U.S. law allows any of the other 152 countries that belong to the World Trade Organization to be able to apply to export meat to the United States, and it is unfair that China has been singled out, a coalition of meat companies and trade groups said in a testimony to a House committee that has championed the ban.
“We will not be able to avoid a serious trade confrontation with China if Congress does not reconsider” the measure, trade lawyer Kevin Brosch said, speaking for the coalition in remarks prepared for the House agriculture appropriations subcommittee.
China has launched a WTO complaint about the ban, and trade groups said China recently stopped issuing import permits for U.S. chicken in retaliation, threatening the largest market for U.S. poultry, worth almost $700 million per year.
The U.S. Agriculture Department has strict food safety standards for all meat, whether home-grown or imported, and should be allowed to evaluate the safety of China’s poultry, Brosch said.
“We do not prejudge the outcome of that process and we respectfully suggest that this committee should not, either,” Brosch said in his prepared remarks.
The coalition includes the biggest U.S. meat companies -- Tyson Foods Inc, JBS SA, Cargill Inc, Seaboard Corp, Sanderson Farms Inc, Pilgrim’s Pride Corp, Smithfield Foods Inc, and Hormel Foods Corp -- as well as seed company Monsanto Co, privately held companies and a raft of trade associations, such as the U.S. Chamber of Commerce.
The chicken ban is one of several prickly trade issues between China and the United States, which are engaged in two days of talks covering topics ranging from the economic downturn to climate change.
More than two years ago, the USDA’s Food Safety and Inspection Service had been set to consider whether China’s poultry plant standards were equivalent to those governing the U.S. system, the first step to allowing imports of poultry.

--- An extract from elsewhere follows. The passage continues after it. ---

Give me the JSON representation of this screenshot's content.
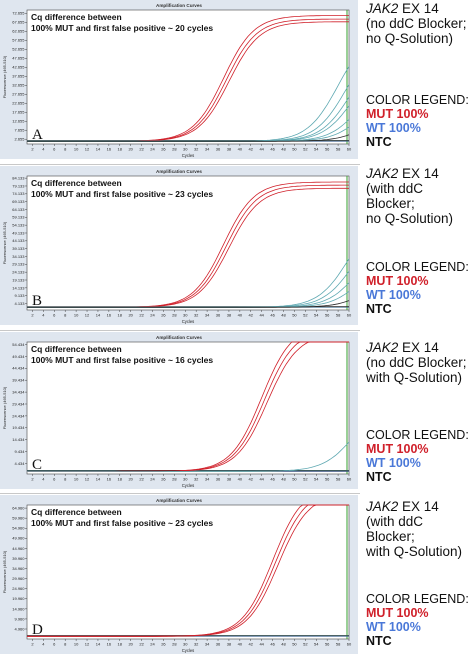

But Congress blocked the move, forbidding the USDA from spending money on the initiative in its annual budget bill because of worries about China’s food safety standards.
The U.S. House has voted to extend the ban for another year. Rosa DeLauro, the Democrat who heads the agriculture appropriations subcommittee, has said she remains concerned about whether imports would be safe.
“We need to tread carefully,” DeLauro told the hearing, noting she may hold more hearings into the issue.
A consumer watchdog group said current U.S. policy has allowed trade interests to trump public health concerns.
Instead of declaring foreign food safety systems as equivalent to U.S. systems, the USDA needs to reform its approval process and do its own monitoring of foreign plants, said Lori Wallach of Public Citizen.
“The case of China is perhaps the poster child for the inherent limitations of the equivalence concept,” Wallach said in prepared testimony.
“It is impossible for the U.S. government to shift responsibility for U.S. consumers’ safety into a government that has shown repeatedly that it will not even provide basic information about problems,” she said.
The Senate has not yet passed its version of the annual department budget, but has proposed special inspections and audits that would allow for Chinese poultry imports.